The config_*_acquire functions are like the non-acquire versions, but
they return a referenced device_t, which is guaranteed to be safe to
use until released.  The device's detach function may run while it is
referenced, but the device_t will not be freed and the parent's
.ca_childdetached routine will not be called.

=> config_attach_pseudo_acquire additionally lets you pass an aux
   argument to the device's .ca_attach routine, unlike
   config_attach_pseudo which always passes NULL.

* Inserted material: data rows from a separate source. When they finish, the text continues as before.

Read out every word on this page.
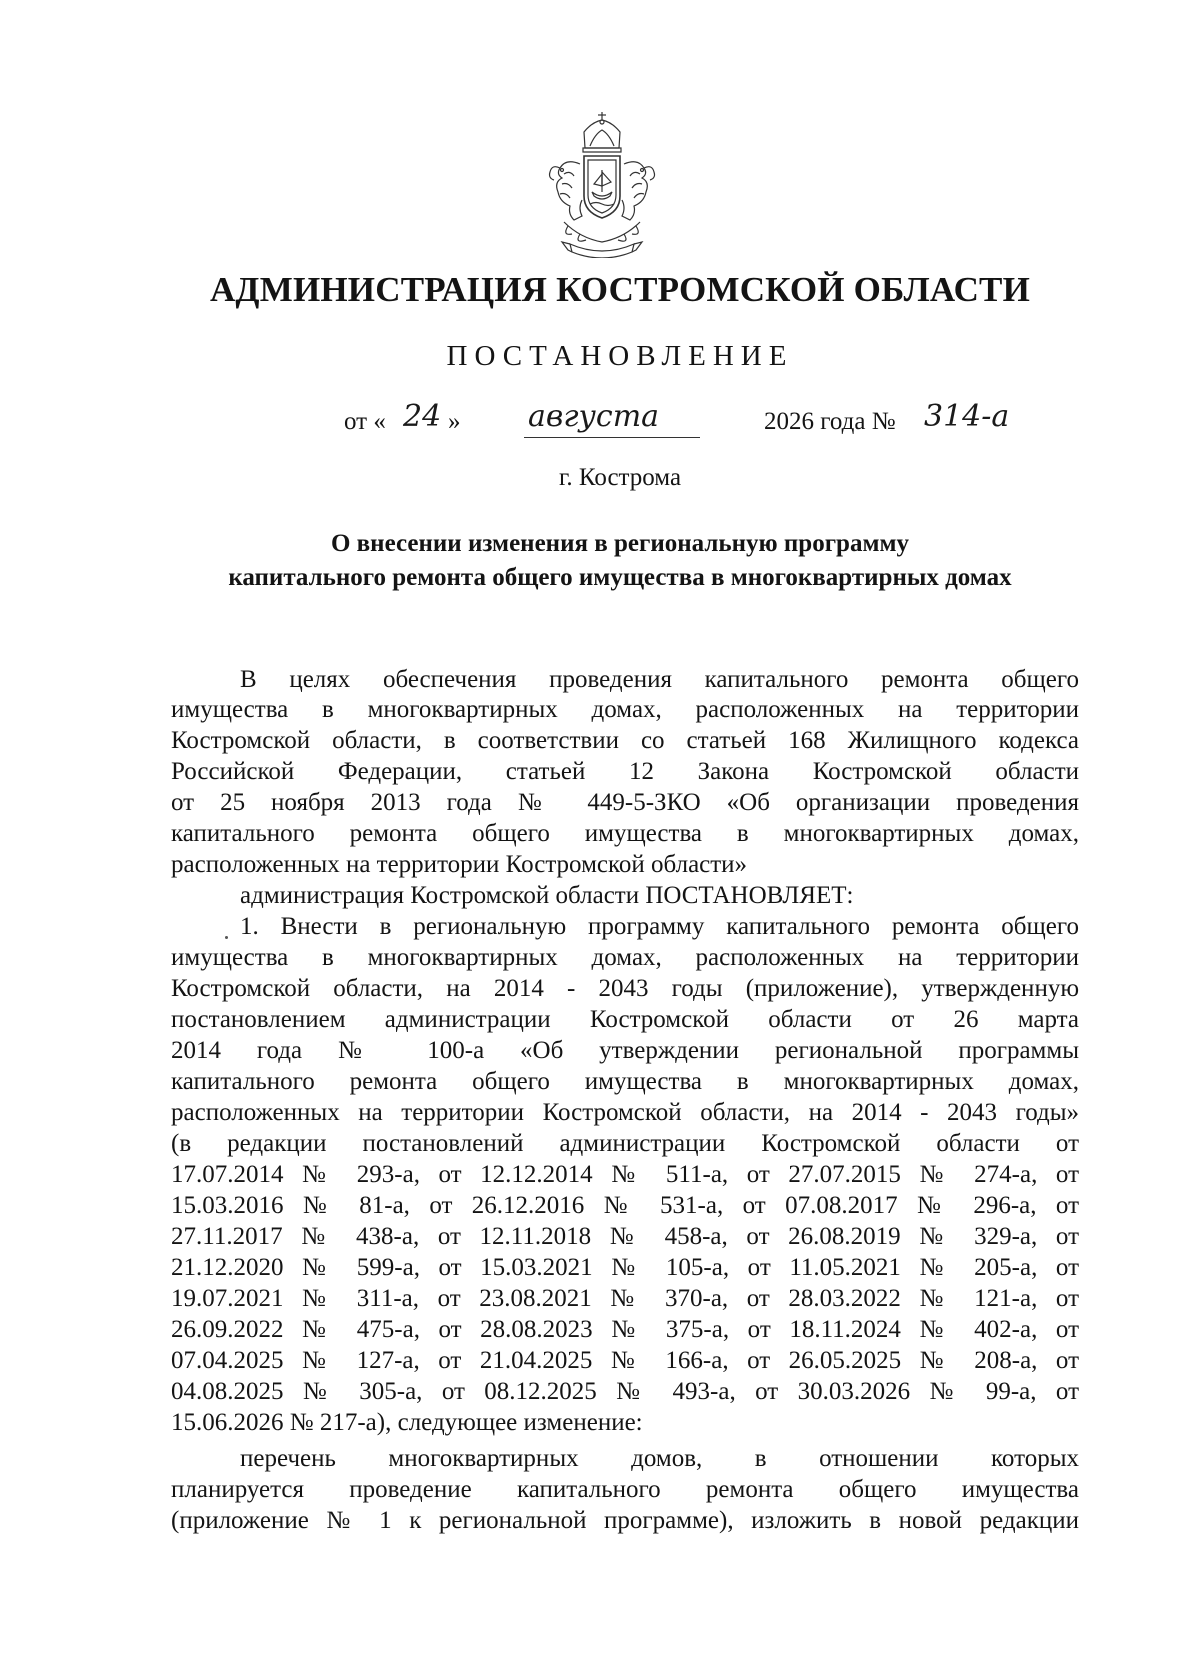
АДМИНИСТРАЦИЯ КОСТРОМСКОЙ ОБЛАСТИ
ПОСТАНОВЛЕНИЕ
от « 24 » августа	2026 года № 314-а
г. Кострома
О внесении изменения в региональную программу
капитального ремонта общего имущества в многоквартирных домах
В целях обеспечения проведения капитального ремонта общего
имущества в многоквартирных домах, расположенных на территории
Костромской области, в соответствии со статьей 168 Жилищного кодекса
Российской Федерации, статьей 12 Закона Костромской области
от 25 ноября 2013 года № 449-5-ЗКО «Об организации проведения
капитального ремонта общего имущества в многоквартирных домах,
расположенных на территории Костромской области»
администрация Костромской области ПОСТАНОВЛЯЕТ:
1. Внести в региональную программу капитального ремонта общего
имущества в многоквартирных домах, расположенных на территории
Костромской области, на 2014 - 2043 годы (приложение), утвержденную
постановлением администрации Костромской области от 26 марта
2014 года № 100-а «Об утверждении региональной программы
капитального ремонта общего имущества в многоквартирных домах,
расположенных на территории Костромской области, на 2014 - 2043 годы»
(в редакции постановлений администрации Костромской области от
17.07.2014 № 293-а, от 12.12.2014 № 511-а, от 27.07.2015 № 274-а, от
15.03.2016 № 81-а, от 26.12.2016 № 531-а, от 07.08.2017 № 296-а, от
27.11.2017 № 438-а, от 12.11.2018 № 458-а, от 26.08.2019 № 329-а, от
21.12.2020 № 599-а, от 15.03.2021 № 105-а, от 11.05.2021 № 205-а, от
19.07.2021 № 311-а, от 23.08.2021 № 370-а, от 28.03.2022 № 121-а, от
26.09.2022 № 475-а, от 28.08.2023 № 375-а, от 18.11.2024 № 402-а, от
07.04.2025 № 127-а, от 21.04.2025 № 166-а, от 26.05.2025 № 208-а, от
04.08.2025 № 305-а, от 08.12.2025 № 493-а, от 30.03.2026 № 99-а, от
15.06.2026 № 217-а), следующее изменение:
перечень многоквартирных домов, в отношении которых
планируется проведение капитального ремонта общего имущества
(приложение № 1 к региональной программе), изложить в новой редакции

=> Eventually, config_found, config_attach, and config_attach_pseudo
   should be made to return void, because use of the device_t they
   return is unsafe without the kernel lock and difficult to use
   safely even with the kernel lock or in a UP system.  For now,
   they require the caller to hold the kernel lock, while
   config_*_acquire do not.

config_detach_release is like device_release and then config_detach,
but avoids the race inherent with that sequence.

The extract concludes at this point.